Are the rules of marketing changing as we know it?

In an article written earlier this year for Business 2 Community, Bryan Kramer, President and CEO of PureMatter a full service marketing agency in Silicon Valley, wrote “There Is No More B2B Or B2C: It’s Human To Human, H2H.”

These words have never been truer than they are today. But in order to connect with your customers and offer some “human to human interaction” – even if in the virtual sense – you must first know more about them; you have to know what makes them tick.

  1. Age – But not for the reason you’re thinking…

This may sound elementary for you seasoned marketers. After all, when conducting consumer research, knowing your target’s age is right up there with knowing gender and income level. But new research indicates that knowing age is about a lot more than you think.

A study published in the Journal of Consumer Research found that consumers have existing advertising biases based on advertisements they saw as children. Turns out, children learn how to absorb advertising over time, and these perceptions stand to shape motivation and response to cues for life. Likewise, negative perceptions that were created in adolescence can create barriers that the marketers of today need to breakthrough.  For example, this is perhaps why sales of margin remain high among a certain demographic, despite the fact that it has been proven to be unsafe and unhealthy – the children who lived through the “butter is evil” phase are still hesitant to believe it is anything but.

  1. How They Feel About Your Competition

Have competitors in the market? Of course you do. And these competitors can help you grow your business by connecting with and learning from their customers.  By discovering what your customers appreciate about a competitor’s product, you can angle your marketing in a manner that implies your product will exceed the expectations set by the competition. Similarly, discovering what customers would change about a competitive product on the market provides an opportunity to stand out.

  1. Do They Value Quality Over Price Point?

This certainly can’t be generalized. Whether or not your customer values quality over price greatly depends on what your product is and how useful it will be in your customer’s life.

A recent study out of the Georgetown McDonough Business School found that consumers tend to be unrealistically optimistic about how much they will use a product, but this optimism often drive them to ante up, motivating them to make purchases based on a perceived value in their lives.

Another study found that consumers’ price-quality perceptions are very much dependent on the type of product in question, or based on “product-type-specific schemas, rather than independent evaluations of price-quality relationships for individual product categories.”

And, of course, convenience can’t be underestimated these days – and it turns out that “easy to use” offers more weighted value than you might think. Research has found that when there is a perceived functionality and convenience to a product, consumers will opt for an easy-to-use option, even if it’s more expensive.   

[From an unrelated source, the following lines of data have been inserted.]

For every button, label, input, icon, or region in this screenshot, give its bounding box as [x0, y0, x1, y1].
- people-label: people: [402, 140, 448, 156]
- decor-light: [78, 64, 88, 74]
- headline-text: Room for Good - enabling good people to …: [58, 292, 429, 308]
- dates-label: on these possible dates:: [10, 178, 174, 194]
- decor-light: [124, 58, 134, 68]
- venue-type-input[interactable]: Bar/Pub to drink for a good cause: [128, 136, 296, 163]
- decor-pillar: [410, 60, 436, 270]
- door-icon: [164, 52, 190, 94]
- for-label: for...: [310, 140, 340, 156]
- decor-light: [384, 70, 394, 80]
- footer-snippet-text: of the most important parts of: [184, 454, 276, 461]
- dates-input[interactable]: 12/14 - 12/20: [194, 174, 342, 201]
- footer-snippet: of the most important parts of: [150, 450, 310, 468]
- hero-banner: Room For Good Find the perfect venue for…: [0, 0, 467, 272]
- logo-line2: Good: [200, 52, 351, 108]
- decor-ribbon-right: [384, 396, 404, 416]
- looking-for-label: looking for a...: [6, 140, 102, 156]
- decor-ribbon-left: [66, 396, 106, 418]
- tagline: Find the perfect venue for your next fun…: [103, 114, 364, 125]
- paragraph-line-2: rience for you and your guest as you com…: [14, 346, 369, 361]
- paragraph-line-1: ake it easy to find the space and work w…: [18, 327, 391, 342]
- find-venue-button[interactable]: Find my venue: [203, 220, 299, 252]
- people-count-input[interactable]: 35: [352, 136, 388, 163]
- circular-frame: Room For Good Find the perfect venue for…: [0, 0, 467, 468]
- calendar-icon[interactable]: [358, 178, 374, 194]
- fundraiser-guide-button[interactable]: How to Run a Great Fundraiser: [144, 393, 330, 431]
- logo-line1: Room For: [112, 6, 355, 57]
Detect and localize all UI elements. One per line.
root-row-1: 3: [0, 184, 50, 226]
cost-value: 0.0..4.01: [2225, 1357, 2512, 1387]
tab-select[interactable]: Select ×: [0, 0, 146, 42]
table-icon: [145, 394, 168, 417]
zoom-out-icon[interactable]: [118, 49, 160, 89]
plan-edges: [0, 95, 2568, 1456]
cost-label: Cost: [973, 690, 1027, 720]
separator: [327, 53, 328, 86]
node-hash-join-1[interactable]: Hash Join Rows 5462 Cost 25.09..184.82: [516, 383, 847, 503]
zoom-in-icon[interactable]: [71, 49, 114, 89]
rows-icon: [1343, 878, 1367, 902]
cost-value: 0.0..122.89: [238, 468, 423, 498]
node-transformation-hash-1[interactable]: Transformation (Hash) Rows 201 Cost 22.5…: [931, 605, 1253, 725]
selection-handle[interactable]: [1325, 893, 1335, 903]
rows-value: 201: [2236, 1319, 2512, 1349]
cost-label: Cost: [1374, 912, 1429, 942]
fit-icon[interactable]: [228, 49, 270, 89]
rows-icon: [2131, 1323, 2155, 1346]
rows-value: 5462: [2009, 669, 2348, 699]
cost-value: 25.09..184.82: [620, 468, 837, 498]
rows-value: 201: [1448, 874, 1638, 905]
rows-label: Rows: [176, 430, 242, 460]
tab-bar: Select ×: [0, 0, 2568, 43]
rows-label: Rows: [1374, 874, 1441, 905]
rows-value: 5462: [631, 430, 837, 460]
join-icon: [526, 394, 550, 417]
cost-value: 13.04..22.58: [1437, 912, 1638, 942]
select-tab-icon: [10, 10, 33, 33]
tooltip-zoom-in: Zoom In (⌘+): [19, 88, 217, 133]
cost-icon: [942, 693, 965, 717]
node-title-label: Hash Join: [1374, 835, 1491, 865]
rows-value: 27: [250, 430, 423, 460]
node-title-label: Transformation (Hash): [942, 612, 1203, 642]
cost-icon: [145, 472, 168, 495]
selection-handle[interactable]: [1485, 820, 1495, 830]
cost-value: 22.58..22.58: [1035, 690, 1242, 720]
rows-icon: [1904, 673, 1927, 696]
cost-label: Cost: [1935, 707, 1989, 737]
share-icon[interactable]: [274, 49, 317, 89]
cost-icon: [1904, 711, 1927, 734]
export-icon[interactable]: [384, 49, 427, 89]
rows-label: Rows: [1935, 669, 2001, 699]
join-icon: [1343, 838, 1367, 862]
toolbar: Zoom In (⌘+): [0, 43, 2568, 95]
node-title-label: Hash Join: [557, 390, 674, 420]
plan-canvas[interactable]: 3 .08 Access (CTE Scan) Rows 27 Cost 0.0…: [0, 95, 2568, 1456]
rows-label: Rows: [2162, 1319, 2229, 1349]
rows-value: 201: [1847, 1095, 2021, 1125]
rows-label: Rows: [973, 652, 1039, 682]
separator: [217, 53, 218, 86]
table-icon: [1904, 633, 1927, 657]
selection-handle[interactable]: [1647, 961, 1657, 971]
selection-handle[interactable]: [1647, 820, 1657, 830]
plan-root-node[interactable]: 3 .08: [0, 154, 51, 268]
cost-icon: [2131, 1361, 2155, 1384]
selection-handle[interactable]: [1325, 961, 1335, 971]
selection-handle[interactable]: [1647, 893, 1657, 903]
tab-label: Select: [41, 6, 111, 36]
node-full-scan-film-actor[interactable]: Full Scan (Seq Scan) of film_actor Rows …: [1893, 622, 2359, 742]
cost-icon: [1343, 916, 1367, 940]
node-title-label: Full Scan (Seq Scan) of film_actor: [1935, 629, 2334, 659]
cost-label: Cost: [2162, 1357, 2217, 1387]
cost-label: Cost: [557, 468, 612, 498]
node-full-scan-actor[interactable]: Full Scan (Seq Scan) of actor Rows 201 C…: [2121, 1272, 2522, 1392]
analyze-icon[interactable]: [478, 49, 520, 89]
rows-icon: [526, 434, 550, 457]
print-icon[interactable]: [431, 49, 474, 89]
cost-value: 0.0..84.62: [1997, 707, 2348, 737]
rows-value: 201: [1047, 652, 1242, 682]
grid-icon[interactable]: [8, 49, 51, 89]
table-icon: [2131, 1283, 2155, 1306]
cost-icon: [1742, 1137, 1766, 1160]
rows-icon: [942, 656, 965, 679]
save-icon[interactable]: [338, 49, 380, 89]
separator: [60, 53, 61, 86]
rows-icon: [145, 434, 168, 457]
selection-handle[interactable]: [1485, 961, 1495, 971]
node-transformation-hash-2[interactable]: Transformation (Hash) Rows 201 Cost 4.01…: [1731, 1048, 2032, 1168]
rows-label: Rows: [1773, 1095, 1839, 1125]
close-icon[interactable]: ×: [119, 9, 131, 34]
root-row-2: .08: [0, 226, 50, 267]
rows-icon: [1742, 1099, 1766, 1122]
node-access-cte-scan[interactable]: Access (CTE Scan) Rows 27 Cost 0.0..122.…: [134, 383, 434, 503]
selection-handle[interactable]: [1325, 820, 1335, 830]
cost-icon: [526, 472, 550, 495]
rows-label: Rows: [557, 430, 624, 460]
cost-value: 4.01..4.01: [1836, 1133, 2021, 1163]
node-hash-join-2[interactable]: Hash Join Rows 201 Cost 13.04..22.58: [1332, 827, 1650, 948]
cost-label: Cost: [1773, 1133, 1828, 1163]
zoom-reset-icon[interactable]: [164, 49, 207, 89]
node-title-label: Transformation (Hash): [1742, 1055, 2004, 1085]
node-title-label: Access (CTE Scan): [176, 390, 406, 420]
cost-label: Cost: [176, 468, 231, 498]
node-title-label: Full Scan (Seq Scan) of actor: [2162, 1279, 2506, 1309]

  1. Where Do They Make Most of Their Purchases?

This tidbit of info can provide a window into the mind of a person, and whether your product is available online, in-store or neither is irrelevant. If you know customers are likely to make the majority of purchases online, this may indicate they prefer fast, easy solutions. Individuals who make more purchases in-store, however, may prefer to have a better idea of a product’s qualities and characteristics first; that they’re a little more cautious and involved when making purchasing decisions and need as much detail as possible.

  1. What is Your Customer’s Role and Social Status in the World?

This goes beyond knowing your customers’ professions, because it also plays on how an individual feels about him or her self as compared to peers. Is she a busy working mom; a dad trying to balance the office and the home?; a manager?; an employee?; a teenager? These perceived roles often influence purchasing decisions because consumers will choose products that support the roles they are assuming. How could this influence your marketing? Consumers often choose products that they feel will elevate their status among the group members, which provides an excellent springboard for marketers. Convince a person that your product will gain appreciation from peers or elevate social status, and you just earned a customer for life.